Dadam estimated about 30 of the Hands of Hope volunteers were at Pauquette Park on Monday afternoon, and many of them were on the roof.
Hands of Hope is working under the auspices of River of Life Church – where many of the volunteers are staying this week – and the Minnesota-Wisconsin Baptist Convention.
Murphy said plans call for city officials to seek bids for the restroom renovation only.
The project would not change the building’s footprint, he said, but it would entail remodeling the interior of the men’s and women’s restrooms to create one accessible stall in each.
The restroom work is part of a larger project at Pauquette Park, to build a multi-use performing arts pavilion.

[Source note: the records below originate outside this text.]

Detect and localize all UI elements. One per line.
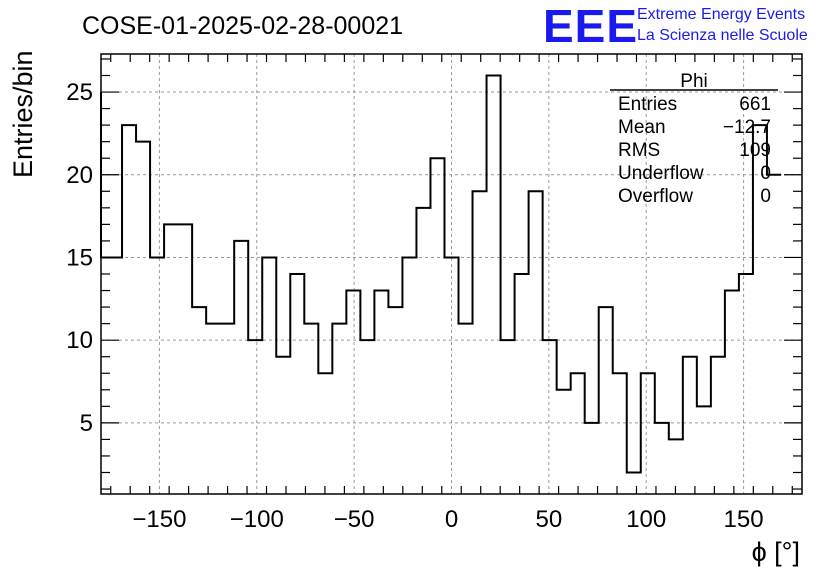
- y-tick-labels: 5 10 15 20 25: [66, 79, 93, 437]
- y-tick-label: 5: [80, 410, 93, 437]
- stats-overflow-value: 0: [760, 186, 771, 207]
- x-tick-label: −50: [334, 506, 375, 533]
- x-tick-label: −100: [230, 506, 284, 533]
- stats-mean-value: −12.7: [723, 117, 771, 138]
- logo-line1: Extreme Energy Events: [637, 6, 805, 23]
- stats-mean-label: Mean: [618, 117, 666, 138]
- y-axis-label: Entries/bin: [8, 50, 38, 178]
- logo-line2: La Scienza nelle Scuole: [637, 27, 808, 44]
- logo-mark: EEE: [543, 0, 638, 52]
- y-tick-label: 20: [66, 162, 93, 189]
- y-tick-label: 25: [66, 79, 93, 106]
- stats-entries-value: 661: [739, 94, 771, 115]
- stats-title: Phi: [680, 71, 707, 92]
- eee-logo: EEE Extreme Energy Events La Scienza nel…: [543, 0, 808, 52]
- x-tick-label: 150: [724, 506, 764, 533]
- stats-rms-value: 109: [739, 140, 771, 161]
- x-tick-label: 100: [626, 506, 666, 533]
- x-axis-label: ϕ [°]: [752, 537, 800, 567]
- y-tick-label: 15: [66, 244, 93, 271]
- grid-lines: [101, 54, 802, 494]
- plot-frame: [100, 53, 803, 495]
- x-tick-label: 50: [536, 506, 563, 533]
- y-tick-label: 10: [66, 327, 93, 354]
- stats-rms-label: RMS: [618, 140, 660, 161]
- stats-entries-label: Entries: [618, 94, 677, 115]
- stats-box: Phi Entries 661 Mean −12.7 RMS 109 Under…: [610, 71, 778, 207]
- axis-ticks: [101, 54, 802, 494]
- chart-title: COSE-01-2025-02-28-00021: [82, 12, 403, 40]
- stats-underflow-value: 0: [760, 163, 771, 184]
- x-tick-label: −150: [132, 506, 186, 533]
- stats-overflow-label: Overflow: [618, 186, 693, 207]
- x-tick-label: 0: [445, 506, 458, 533]
- x-tick-labels: −150 −100 −50 0 50 100 150: [132, 506, 763, 533]
- stats-underflow-label: Underflow: [618, 163, 704, 184]
- histogram-series-line: [100, 74, 781, 474]
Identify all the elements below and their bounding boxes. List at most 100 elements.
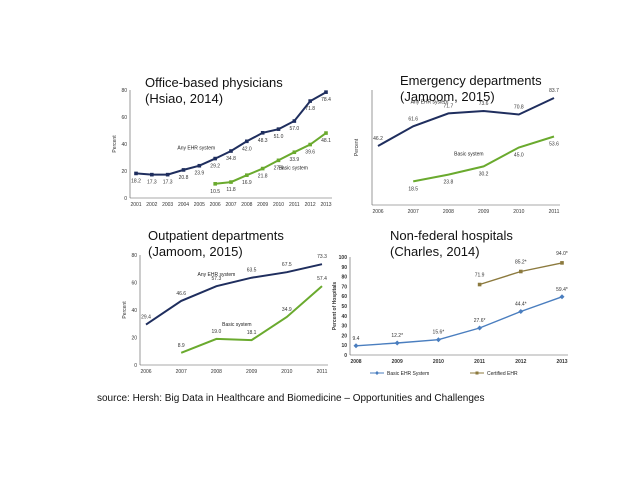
data-label: 48.1 (321, 138, 331, 144)
data-point (213, 182, 217, 186)
y-tick-label: 40 (121, 142, 127, 148)
data-label: 57.0 (289, 126, 299, 132)
data-label: 53.6 (549, 142, 559, 148)
x-tick-label: 2012 (515, 359, 526, 365)
data-point (276, 158, 281, 163)
y-axis-label: Percent (354, 138, 360, 156)
chart-title: (Charles, 2014) (390, 244, 480, 259)
y-tick-label: 90 (341, 265, 347, 271)
x-tick-label: 2001 (130, 202, 141, 208)
y-tick-label: 60 (341, 294, 347, 300)
x-tick-label: 2011 (317, 369, 328, 375)
data-point (435, 337, 441, 343)
data-point (477, 282, 482, 287)
x-tick-label: 2006 (210, 202, 221, 208)
data-point (353, 343, 359, 349)
x-tick-label: 2002 (146, 202, 157, 208)
y-axis-label: Percent (122, 301, 128, 319)
data-label: 57.3 (212, 276, 222, 282)
x-tick-label: 2003 (162, 202, 173, 208)
y-tick-label: 20 (131, 336, 137, 342)
data-label: 33.9 (289, 157, 299, 163)
data-label: 46.2 (373, 136, 383, 142)
data-label: 70.8 (514, 105, 524, 111)
data-label: 61.6 (408, 116, 418, 122)
data-point (181, 168, 186, 172)
legend-marker (475, 371, 479, 375)
data-label: 71.8 (305, 106, 315, 112)
data-point (197, 163, 202, 168)
source-caption: source: Hersh: Big Data in Healthcare an… (97, 393, 485, 404)
y-tick-label: 80 (121, 88, 127, 94)
x-tick-label: 2005 (194, 202, 205, 208)
data-label: 59.4* (556, 287, 568, 293)
data-point (308, 142, 312, 147)
data-point (229, 180, 233, 184)
data-label: 73.3 (317, 254, 327, 260)
data-label: 16.9 (242, 180, 252, 186)
series-line (355, 296, 563, 347)
data-label: 8.9 (178, 343, 185, 349)
data-label: 19.0 (212, 329, 222, 335)
y-tick-label: 20 (341, 333, 347, 339)
data-point (308, 99, 312, 103)
x-tick-label: 2006 (372, 209, 383, 215)
y-tick-label: 80 (341, 275, 347, 281)
y-axis-label: Percent (112, 135, 118, 153)
y-tick-label: 70 (341, 284, 347, 290)
data-label: 23.8 (444, 180, 454, 186)
series-label: Basic system (279, 165, 308, 171)
data-label: 67.5 (282, 262, 292, 268)
y-tick-label: 10 (341, 343, 347, 349)
x-tick-label: 2009 (392, 359, 403, 365)
data-point (519, 269, 523, 274)
series-line (377, 97, 555, 147)
x-tick-label: 2008 (241, 202, 252, 208)
data-point (245, 139, 249, 144)
data-label: 15.6* (433, 330, 445, 336)
series-label: Any EHR system (177, 146, 215, 152)
data-label: 71.7 (444, 103, 454, 109)
y-tick-label: 60 (121, 115, 127, 121)
chart-title: Office-based physicians (145, 75, 283, 90)
data-label: 30.2 (479, 171, 489, 177)
series-line (145, 263, 323, 326)
x-tick-label: 2010 (433, 359, 444, 365)
data-label: 18.5 (408, 186, 418, 192)
data-point (559, 294, 565, 300)
x-tick-label: 2007 (176, 369, 187, 375)
data-point (213, 156, 217, 161)
data-label: 46.6 (176, 291, 186, 297)
x-tick-label: 2008 (211, 369, 222, 375)
data-label: 83.7 (549, 88, 559, 94)
data-point (394, 340, 400, 346)
y-tick-label: 20 (121, 169, 127, 175)
data-point (245, 173, 249, 177)
x-tick-label: 2011 (549, 209, 560, 215)
chart-title: (Jamoom, 2015) (400, 89, 495, 104)
series-label: Any EHR system (411, 99, 449, 105)
data-label: 29.4 (141, 315, 151, 321)
data-label: 34.8 (226, 156, 236, 162)
chart-title: (Hsiao, 2014) (145, 91, 223, 106)
x-tick-label: 2009 (478, 209, 489, 215)
data-point (134, 171, 138, 176)
data-label: 20.8 (179, 175, 189, 181)
x-tick-label: 2008 (443, 209, 454, 215)
data-label: 18.1 (247, 330, 257, 336)
data-point (292, 119, 297, 123)
chart-title: Emergency departments (400, 73, 542, 88)
data-label: 94.0* (556, 251, 568, 257)
data-label: 21.8 (258, 174, 268, 180)
data-label: 29.2 (210, 164, 220, 170)
data-label: 78.4 (321, 97, 331, 103)
y-tick-label: 60 (131, 281, 137, 287)
x-tick-label: 2013 (320, 202, 331, 208)
data-label: 42.0 (242, 146, 252, 152)
data-point (165, 172, 170, 177)
data-point (477, 325, 483, 331)
x-tick-label: 2009 (246, 369, 257, 375)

The Portage Service Club Association has agreed to raise money to pay the full cost of the pavilion. The group had also originally included creating accessible restrooms in the project, but an opportunity to work on the shelter and restrooms, before the money is raised to start work on the shelter, presented itself to the city’s Parks and Recreation Board late last year.
The service clubs’ group and the Bidwell Foundation had planned to share a portion of the cost of the restroom and shelter project, with the city contributing about $33,000 to the endeavor.
The money and in-kind contributions for the project, including the Hands of Hope labor, would count toward the city’s match for a grant city officials are seeking from the state of Wisconsin, for a system of multi-use trails in Pauquette Park.
“We’re really grateful to Scott and his group, as well as Bidwell and the PSCA,” Murphy said.